Dirige-se, pois, para Meca, a aldeia que, outrora, fora o marco da sua
existência. O narrador esclarece que ela passou como uma visão ( ), que lhe
cabia bem o nome de visão: sobre a seda fosca do vestido, branco como um de
Chopin, a ampla capa de veludo azul com forro de cetim rosa-pálido tinha
reflexos cariciosos ( ) ela tinha razões inconscientes para viajar assim ( )
(Miguéis, 1974, vol. II, 14).
A narrativa toma, então, uma dimensão mística, parecendo querer inspirar-se na
Aparição da Senhora, na Cova da Iria, em 1917. Gérald M. Moser esclarece que o
episódio da aparição de Salomé às três crianças poderia servir como
interpretação racional e plausível (2001: 221) do Milagre de Fátima. Mas
vejamos o que nos diz o Auto da Aparição de Gabriel Arcanjo:
Caso é que ' rezam solícitos correspondentes ' a treze de Abril e
sexta-feira, ao sol-pôr, estando pesados e plúmbeos os céus, três
crianças cujos nomes são de uma bíblica simplicidade: Jaquina,
Maria e Manel, andavam a apascentar umas ovelhas no cerro de Lapa
d'Ursos, sobranceiro ao lugarejo de Meca, quando, um pouco acima
delas, no alto das rochas e sob as ramarias dum velho sobreiro que
ali vingou crescer e afrontar os séculos e os temporais, se
aperceberam de um clarão sobrenatural. Erguendo os olhos, avistaram
uma figura de radiosa beleza, na qual sem hesitar reconheceram a
benta imagem da Senhora das Dores, padroeira da freguesia,
fervorosamente adorada na região. (Miguéis, 1974, Vol. II: 63)
Apesar da aproximação entre a Aparição da Cova da Iria e a da Lapa d'Ursos ser
inequívoca, de sabermos que Miguéis, enquanto ateu, anticlerical e Republicano,
pretendia criticar a igreja e a sociedade, há que refletir sobre o lado mais
interessante do Milagre segundo Salomé: este mais da ordem do humano que do
divino. Enquanto todas as outras personagens foram incapazes de desvendar o
segredo do Milagre de Meca, Gabriel desvenda o verdadeiro prodígio do
acontecimento: a própria Salomé.
Ser perspicaz ' que partilha, com o escritor, os ideais políticos e sociais '
Gabriel valoriza o Homem, enquanto ser uno e coletivo, e procura ler para além
do percetível.
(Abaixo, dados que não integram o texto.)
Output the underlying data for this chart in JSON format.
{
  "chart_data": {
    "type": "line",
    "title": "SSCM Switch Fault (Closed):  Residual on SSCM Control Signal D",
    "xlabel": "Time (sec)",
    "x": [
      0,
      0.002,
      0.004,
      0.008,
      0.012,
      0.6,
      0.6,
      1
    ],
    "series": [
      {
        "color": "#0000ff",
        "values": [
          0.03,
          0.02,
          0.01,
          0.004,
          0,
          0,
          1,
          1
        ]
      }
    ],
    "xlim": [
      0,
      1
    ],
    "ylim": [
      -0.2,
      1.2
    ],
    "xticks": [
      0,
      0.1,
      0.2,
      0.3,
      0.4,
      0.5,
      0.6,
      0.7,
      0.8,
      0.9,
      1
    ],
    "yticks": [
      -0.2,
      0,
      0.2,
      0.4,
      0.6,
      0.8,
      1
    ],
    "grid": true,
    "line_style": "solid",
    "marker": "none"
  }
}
Entende, pois, que o Milagre segundo Salomé é o do amor:
' Foste tu que fizeste o Milagre os pastorinhos viram em ti a Virgem
mãe de Deus, a encarnação da pureza, da virtude e do amor, e
adoraram-te. Viram-te como eras ' e és ' através do luxo de
Zambujeira e de tanta miséria: boa, virgem, maternal! ( ) Tu és o
único e o autêntico milagre. Deste-lhe a realidade física e não
metafísica, como queria o filósofo deputado! Enquanto os outros
tiraram dele a riqueza e o poder, tu colheste nele a redenção pelo
amor o nosso amor! Haverá maior milagre? (Idem, 341)
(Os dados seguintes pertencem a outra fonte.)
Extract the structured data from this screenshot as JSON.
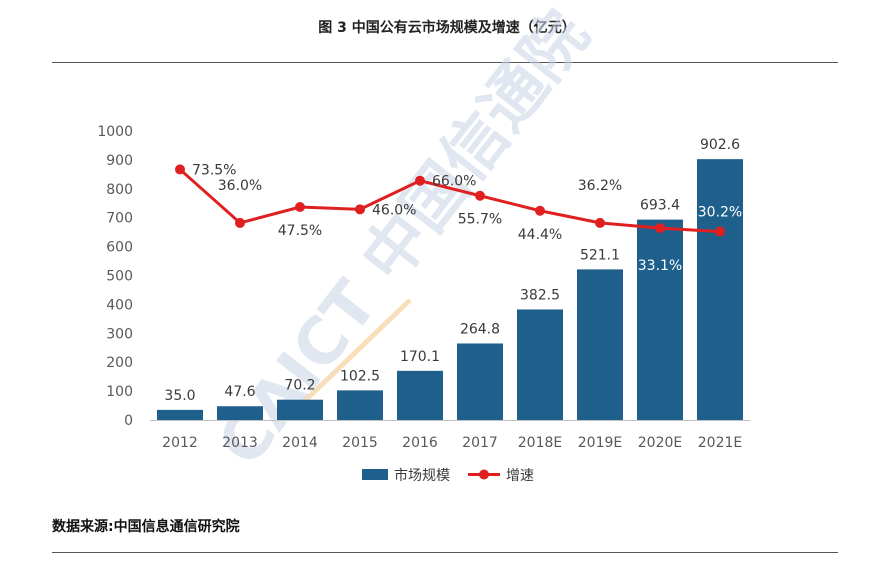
{
  "page": {
    "title": "图 3 中国公有云市场规模及增速（亿元）",
    "source": "数据来源:中国信息通信研究院",
    "watermark": "CAICT 中国信通院"
  },
  "colors": {
    "bar": "#1f5f8b",
    "line": "#e02020",
    "axis": "#c0c0c0",
    "watermark": "#c9d3e6",
    "watermark_accent": "#f3c98b"
  },
  "chart_data": {
    "type": "bar",
    "categories": [
      "2012",
      "2013",
      "2014",
      "2015",
      "2016",
      "2017",
      "2018E",
      "2019E",
      "2020E",
      "2021E"
    ],
    "series": [
      {
        "name": "市场规模",
        "type": "bar",
        "values": [
          35.0,
          47.6,
          70.2,
          102.5,
          170.1,
          264.8,
          382.5,
          521.1,
          693.4,
          902.6
        ],
        "labels": [
          "35.0",
          "47.6",
          "70.2",
          "102.5",
          "170.1",
          "264.8",
          "382.5",
          "521.1",
          "693.4",
          "902.6"
        ]
      },
      {
        "name": "增速",
        "type": "line",
        "values": [
          73.5,
          36.0,
          47.5,
          46.0,
          66.0,
          55.7,
          44.4,
          36.2,
          33.1,
          30.2
        ],
        "labels": [
          "73.5%",
          "36.0%",
          "47.5%",
          "46.0%",
          "66.0%",
          "55.7%",
          "44.4%",
          "36.2%",
          "33.1%",
          "30.2%"
        ],
        "display_values": [
          867,
          682,
          737,
          729,
          828,
          776,
          724,
          682,
          664,
          652
        ],
        "label_positions": [
          "right",
          "above",
          "below",
          "right",
          "right",
          "below",
          "below",
          "above",
          "in-bar-below",
          "in-bar"
        ]
      }
    ],
    "yaxis": {
      "min": 0,
      "max": 1000,
      "ticks": [
        "0",
        "100",
        "200",
        "300",
        "400",
        "500",
        "600",
        "700",
        "800",
        "900",
        "1000"
      ]
    },
    "legend": {
      "position": "bottom-center",
      "items": [
        "市场规模",
        "增速"
      ]
    }
  }
}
Diminuída pela vida, enaltecida pelo homem, Salomé passa pela estigmatização
moral sem um só golpe: enquanto heroína, ela é o resultado de uma simbiose
misteriosa entre o bem e o mal, e é com o Milagre que estes dois valores morais
se fundem e geram sentimentalidade. Michel Maffesoli escreve que A partir do
momento em que se experimenta [o mal], integra-se um acréscimo de vida e isto
em todos os aspectos desta e que reconhecer o aspecto estrutural do mal é
participar, no sentido místico do termo, na força das coisas e no poder da
vida (Maffesoli, 2003: 53). Ao lado de Gabriel, Salomé encontrou o sentido da
sua vida, e vice-versa, sendo, então, o milagre o da própria existência humana.
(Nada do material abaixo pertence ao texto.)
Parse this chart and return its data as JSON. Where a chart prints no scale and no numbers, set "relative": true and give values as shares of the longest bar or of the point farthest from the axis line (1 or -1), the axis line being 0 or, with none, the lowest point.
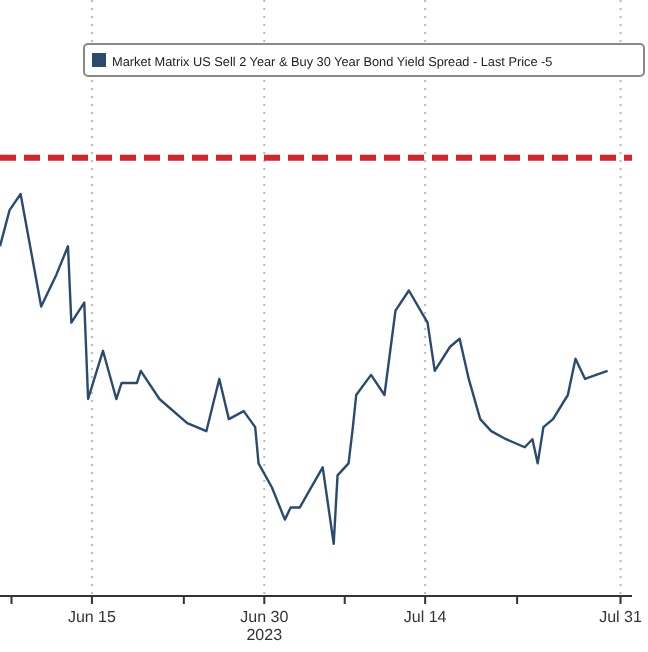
{
  "chart_data": {
    "type": "line",
    "relative": true,
    "xlabel": "2023",
    "legend": "top",
    "grid": "x",
    "line_style": "solid",
    "marker": "none",
    "x": [
      "2023-06-07T00:00",
      "2023-06-07T20:00",
      "2023-06-08T19:00",
      "2023-06-10T14:00",
      "2023-06-11T22:00",
      "2023-06-12T22:00",
      "2023-06-13T05:00",
      "2023-06-14T08:00",
      "2023-06-14T16:00",
      "2023-06-15T23:00",
      "2023-06-17T03:00",
      "2023-06-17T14:00",
      "2023-06-18T22:00",
      "2023-06-19T06:00",
      "2023-06-20T21:00",
      "2023-06-23T07:00",
      "2023-06-24T23:00",
      "2023-06-26T02:00",
      "2023-06-26T22:00",
      "2023-06-28T05:00",
      "2023-06-29T05:00",
      "2023-06-29T12:00",
      "2023-06-30T16:00",
      "2023-07-01T19:00",
      "2023-07-02T07:00",
      "2023-07-03T02:00",
      "2023-07-04T02:00",
      "2023-07-05T02:00",
      "2023-07-06T01:00",
      "2023-07-06T09:00",
      "2023-07-07T08:00",
      "2023-07-07T17:00",
      "2023-07-08T00:00",
      "2023-07-09T07:00",
      "2023-07-10T11:00",
      "2023-07-11T10:00",
      "2023-07-12T14:00",
      "2023-07-14T05:00",
      "2023-07-14T20:00",
      "2023-07-16T04:00",
      "2023-07-17T00:00",
      "2023-07-17T19:00",
      "2023-07-18T19:00",
      "2023-07-19T18:00",
      "2023-07-21T01:00",
      "2023-07-22T16:00",
      "2023-07-23T08:00",
      "2023-07-23T19:00",
      "2023-07-24T07:00",
      "2023-07-25T03:00",
      "2023-07-26T10:00",
      "2023-07-27T02:00",
      "2023-07-27T22:00",
      "2023-07-28T21:00",
      "2023-07-29T21:00"
    ],
    "xlim": [
      "2023-06-07",
      "2023-08-01"
    ],
    "xticks": [
      {
        "value": "2023-06-08",
        "label": null
      },
      {
        "value": "2023-06-15",
        "label": "Jun 15"
      },
      {
        "value": "2023-06-23",
        "label": null
      },
      {
        "value": "2023-06-30",
        "label": "Jun 30"
      },
      {
        "value": "2023-07-07",
        "label": null
      },
      {
        "value": "2023-07-14",
        "label": "Jul 14"
      },
      {
        "value": "2023-07-22",
        "label": null
      },
      {
        "value": "2023-07-31",
        "label": "Jul 31"
      }
    ],
    "series": [
      {
        "name": "Market Matrix US Sell 2 Year & Buy 30 Year Bond Yield Spread - Last Price -5",
        "color": "#2b4a6f",
        "values": [
          0.87,
          0.96,
          1.0,
          0.72,
          0.8,
          0.87,
          0.68,
          0.73,
          0.49,
          0.61,
          0.49,
          0.53,
          0.53,
          0.56,
          0.49,
          0.43,
          0.41,
          0.54,
          0.44,
          0.46,
          0.42,
          0.33,
          0.27,
          0.19,
          0.22,
          0.22,
          0.27,
          0.32,
          0.13,
          0.3,
          0.33,
          0.42,
          0.5,
          0.55,
          0.5,
          0.71,
          0.76,
          0.68,
          0.56,
          0.62,
          0.64,
          0.54,
          0.44,
          0.41,
          0.39,
          0.37,
          0.39,
          0.33,
          0.42,
          0.44,
          0.5,
          0.59,
          0.54,
          0.55,
          0.56
        ]
      }
    ],
    "ref_lines": [
      {
        "axis": "y",
        "value": 1.09,
        "color": "#d9232b",
        "line_style": "dashed"
      }
    ]
  }
}
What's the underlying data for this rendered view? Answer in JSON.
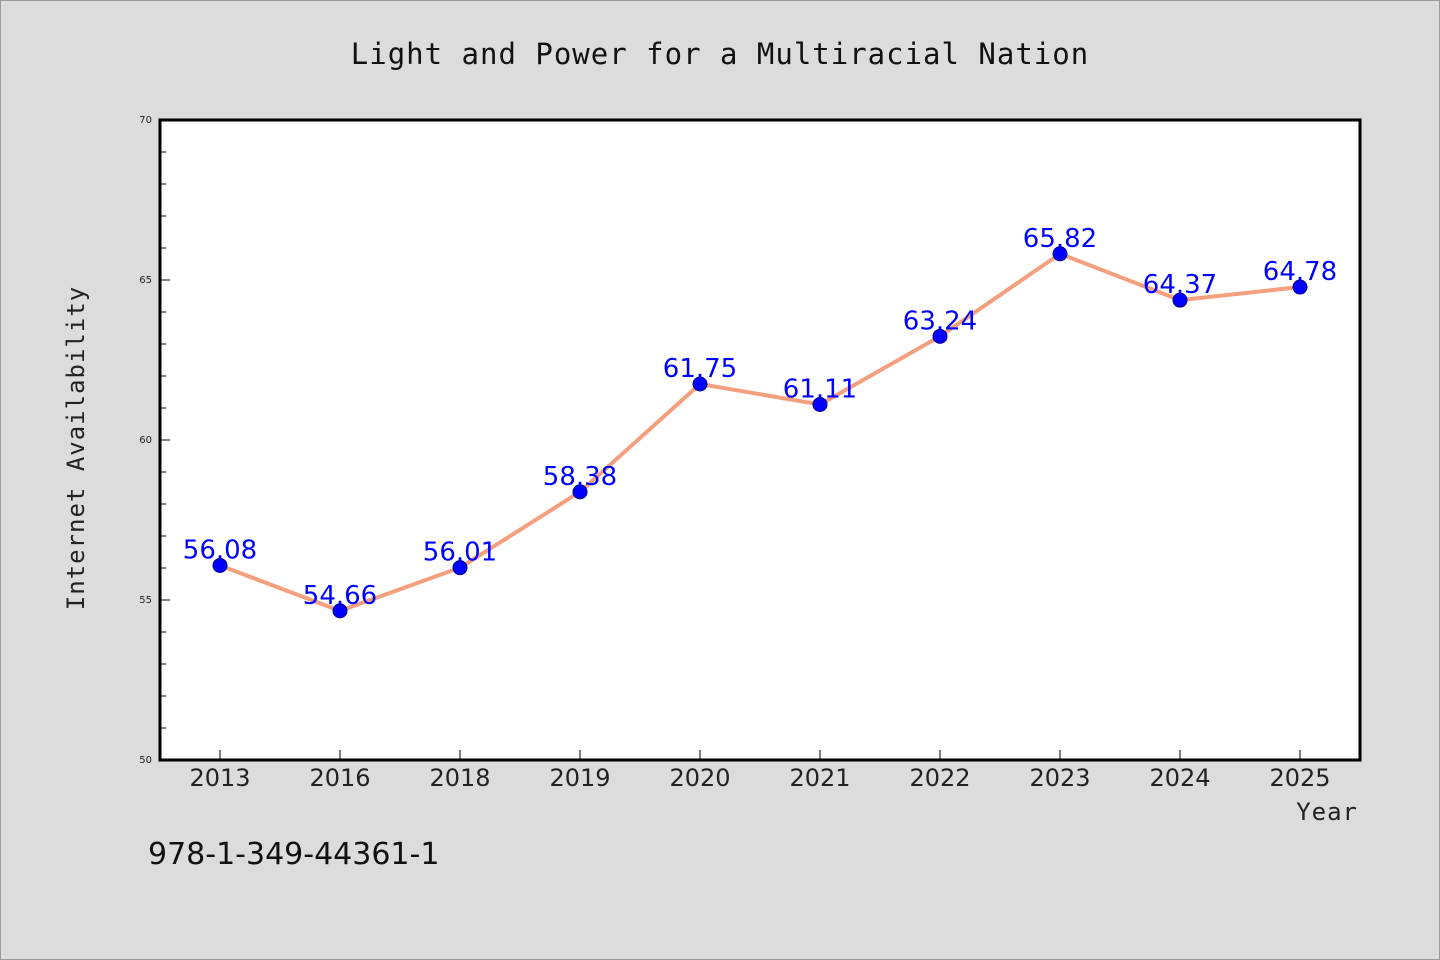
{
  "chart_data": {
    "type": "line",
    "title": "Light and Power for a Multiracial Nation",
    "xlabel": "Year",
    "ylabel": "Internet Availability",
    "categories": [
      "2013",
      "2016",
      "2018",
      "2019",
      "2020",
      "2021",
      "2022",
      "2023",
      "2024",
      "2025"
    ],
    "series": [
      {
        "values": [
          56.08,
          54.66,
          56.01,
          58.38,
          61.75,
          61.11,
          63.24,
          65.82,
          64.37,
          64.78
        ],
        "data_labels": [
          "56.08",
          "54.66",
          "56.01",
          "58.38",
          "61.75",
          "61.11",
          "63.24",
          "65.82",
          "64.37",
          "64.78"
        ],
        "line_color": "#f4a07e",
        "marker_color": "#0000ff"
      }
    ],
    "ylim": [
      50,
      70
    ],
    "yticks": [
      50,
      55,
      60,
      65,
      70
    ],
    "ytick_labels": [
      "50",
      "55",
      "60",
      "65",
      "70"
    ],
    "grid": false,
    "legend": "none"
  },
  "footnote": "978-1-349-44361-1"
}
José Rodrigues Miguéis, no segundo volume do romance O Milagre segundo Salomé,
retrata a evolução psicológica desta personagem feminina, enquanto descreve,
com toda a minúcia, os acontecimentos históricos que a rodeiam. Ora, o facto é
que só a descobrimos por via do olhar masculino, ou do narrador-personagem
Gabriel Arcanjo ou dos outros protagonistas homens que, em algum momento,
cruzaram a sua vida, e ficamos, por isso, com a impressão incómoda de que
nunca chega[mos] a conhecer [essa] mulher (Duarte, 2001: 130). Mas o
importante é que a protagonista feminina foi sujeita a um processo dinâmico de
construção e é sob o nome de guerra, Salomé, que recupera a dignidade humana,
que encontra o verdadeiro amor: meretriz pelo corpo, anjo pela alma, a fé num
homem-redentor, capaz de a salvar pelo amor, alimenta-lhe a alma e purifica-lhe
o coração. Encarnação da pureza, Salomé dá realidade física à Virgem mãe de
Deus pela força do seu ser e torna-se, então, O milagre da humanidade.